Yogurt holds a special place at the breakfast table and even finds its way into the lunch box. By dinnertime, this fast and easy staple is usually consigned to the refrigerator.
Time to change it up.
Yogurt is produced by fermentation of milk (mostly cow’s milk but also from goat, ewe, camel and water buffalo.) Soy, rice and nut milks are also fermented into yogurt-like alternatives for those requiring or preferring plant-based foods. Lactobacillus delbrueckii subsp. bulgaricus and Streptococcus thermophilus bacteria ferment lactose and produce lactic acid giving yogurt a creamy texture and tart flavor. Other lactobacilli and bifidobacteria are sometimes added during or after culturing yogurt. Codex Alimentarius and most other national regulatory agencies have established a minimum level of 1 × 107 colony-forming units (CFU)/g of yogurt starter microorganisms.
Yogurt is a nutritional powerhouse, providing ample protein, calcium and probiotics. It also supplies B vitamins and depending on the fat content, may also provide fat-soluble vitamins including D (calciferol), A (retinol), and E (tocopherols and tocotrienols.) As an added benefit, many people who are lactose intolerant will find that the presence of bacteria in yogurt produces lactase activity in the intestine. In addition, yogurt takes longer to pass through the digestive tract than milk, thus allowing a more effective breakdown of lactose.

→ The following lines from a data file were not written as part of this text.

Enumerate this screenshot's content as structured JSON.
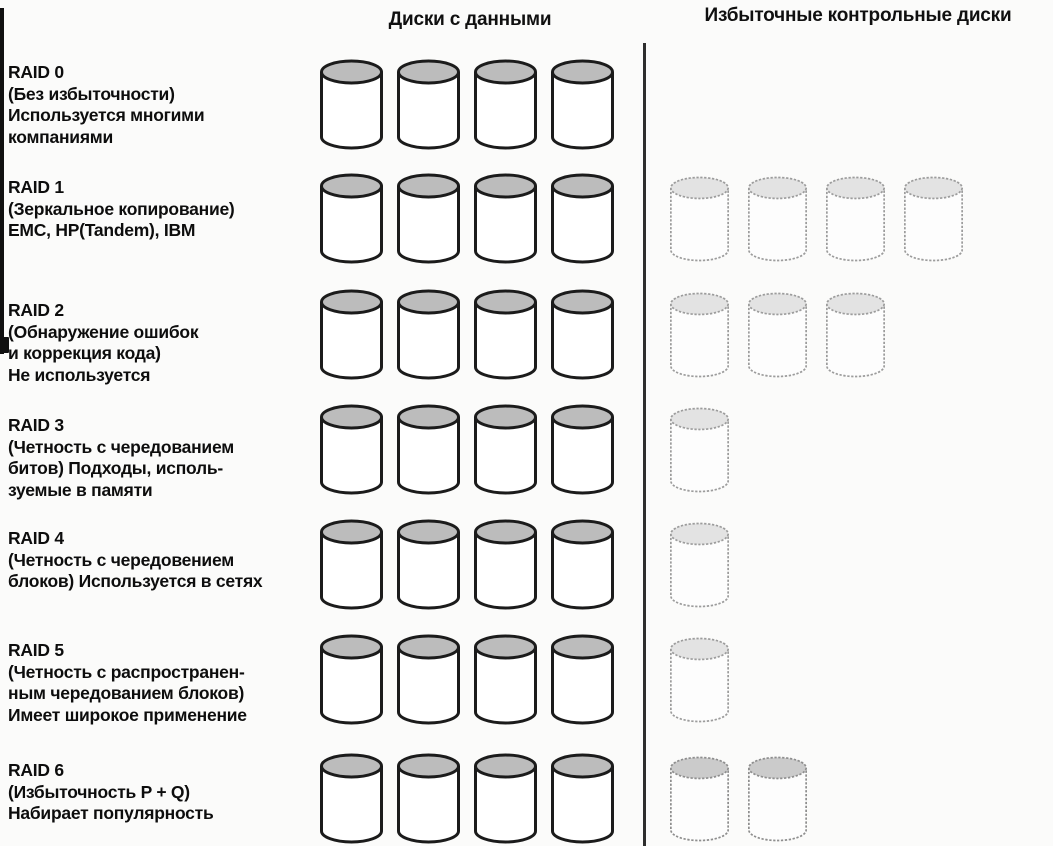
{
  "columns": {
    "data_header": "Диски с данными",
    "redundant_header": "Избыточные контрольные диски"
  },
  "rows": [
    {
      "name": "RAID 0",
      "description_lines": [
        "(Без избыточности)",
        "Используется многими",
        "компаниями"
      ],
      "data_disks": 4,
      "redundant_disks": 0,
      "redundant_style": "light"
    },
    {
      "name": "RAID 1",
      "description_lines": [
        "(Зеркальное копирование)",
        "EMC, HP(Tandem), IBM"
      ],
      "data_disks": 4,
      "redundant_disks": 4,
      "redundant_style": "light"
    },
    {
      "name": "RAID 2",
      "description_lines": [
        "(Обнаружение ошибок",
        "и коррекция кода)",
        "Не используется"
      ],
      "data_disks": 4,
      "redundant_disks": 3,
      "redundant_style": "light"
    },
    {
      "name": "RAID 3",
      "description_lines": [
        "(Четность с чередованием",
        "битов) Подходы, исполь-",
        "зуемые в памяти"
      ],
      "data_disks": 4,
      "redundant_disks": 1,
      "redundant_style": "light"
    },
    {
      "name": "RAID 4",
      "description_lines": [
        "(Четность с чередовением",
        "блоков) Используется в сетях"
      ],
      "data_disks": 4,
      "redundant_disks": 1,
      "redundant_style": "light"
    },
    {
      "name": "RAID 5",
      "description_lines": [
        "(Четность с распространен-",
        "ным чередованием блоков)",
        "Имеет широкое применение"
      ],
      "data_disks": 4,
      "redundant_disks": 1,
      "redundant_style": "light"
    },
    {
      "name": "RAID 6",
      "description_lines": [
        "(Избыточность P + Q)",
        "Набирает популярность"
      ],
      "data_disks": 4,
      "redundant_disks": 2,
      "redundant_style": "dark"
    }
  ],
  "disk_styles": {
    "data": {
      "outline": "#1b1b1b",
      "top_fill": "#bcbcbc",
      "body_fill": "#ffffff"
    },
    "redundant": {
      "outline": "#9c9c9c",
      "top_fill": "#e3e3e3",
      "body_fill": "#fdfdfd"
    },
    "redundant_dark": {
      "outline": "#8e8e8e",
      "top_fill": "#cbcbcb",
      "body_fill": "#fdfdfd"
    }
  }
}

Yogurt is an excellent substitute for heavy creams, whole milk and sour cream, all brimming with saturated fat and cholesterol. Low-fat yogurts—Greek or regular — add texture and tang to many recipes.
Yogurt ideas for dinner
- Creamed soups such as spinach, broccoli or tomato
- Cauliflower curry or sweet potato curry
- Garlic yogurt salad dressing
- Saffron yogurt chicken kebabs
Of course, you will have to experiment but many of your own favorite recipes can be adapted to more healthful options.
But don’t stop there. Dessert could also use some enhancements, starting with its purpose.
Dessert should be sweet, a complement to savory main dishes, but who decided it must be heavy and sleep inducing? Low-fat yogurt paired with a bit of creativity can be every bit as delicious as cholesterol and fat laden cakes and pies. Your family and friends will be impressed and perhaps relieved that their daily calorie quota wasn’t shattered with your double fudge cake.
One idea that never fails to delight in its presentation and is perfect for creamy yogurt is a parfait or wine glass layered with fruit puree.
Apple butter parfait
- 3 cups regular yogurt or non-fat Greek yogurt, drained
- 1/3 cup brown sugar or honey
- 1 cup apple butter (no butter involved!)
- 1 tsp cinnamon
- 4 Tbsps. chopped pecans
Mix yogurt with sugar or honey. Stir cinnamon into the apple butter. Assemble in four wine or parfait glasses: First put in the sweetened yogurt. Sprinkle each with pecans then apple butter and then repeat, dividing evenly.
Refrigerate for 4 hours.
The above recipe is moderate in calories and may be robust with probiotics, protein, and calcium.
Other ideas for yogurt desserts
- Layer seasonal fruit with cubes of angel food cake and plain Greek yogurt sweetened with honey.
- Mix Greek yogurt with a few tablespoons of cream cheese and vanilla and spoon over thin crepes. Top with fresh berries such as blueberries, raspberries or strawberries.
- Mix yogurt with honey and alternate layers with lemon curd. Serve with a shortbread cookie.
The combinations are endless: think yogurt, sweet fruit and crunchy nuts as your template.
The best part of using yogurt as a base ingredient is the banishment of guilt. Obviously, these desserts are not all low calorie but they do offer some nutritional value, which many rich sweets do not.
Dessert is a great way to finish a meal. These yogurt recipes may help ensure your meal won’t finish you.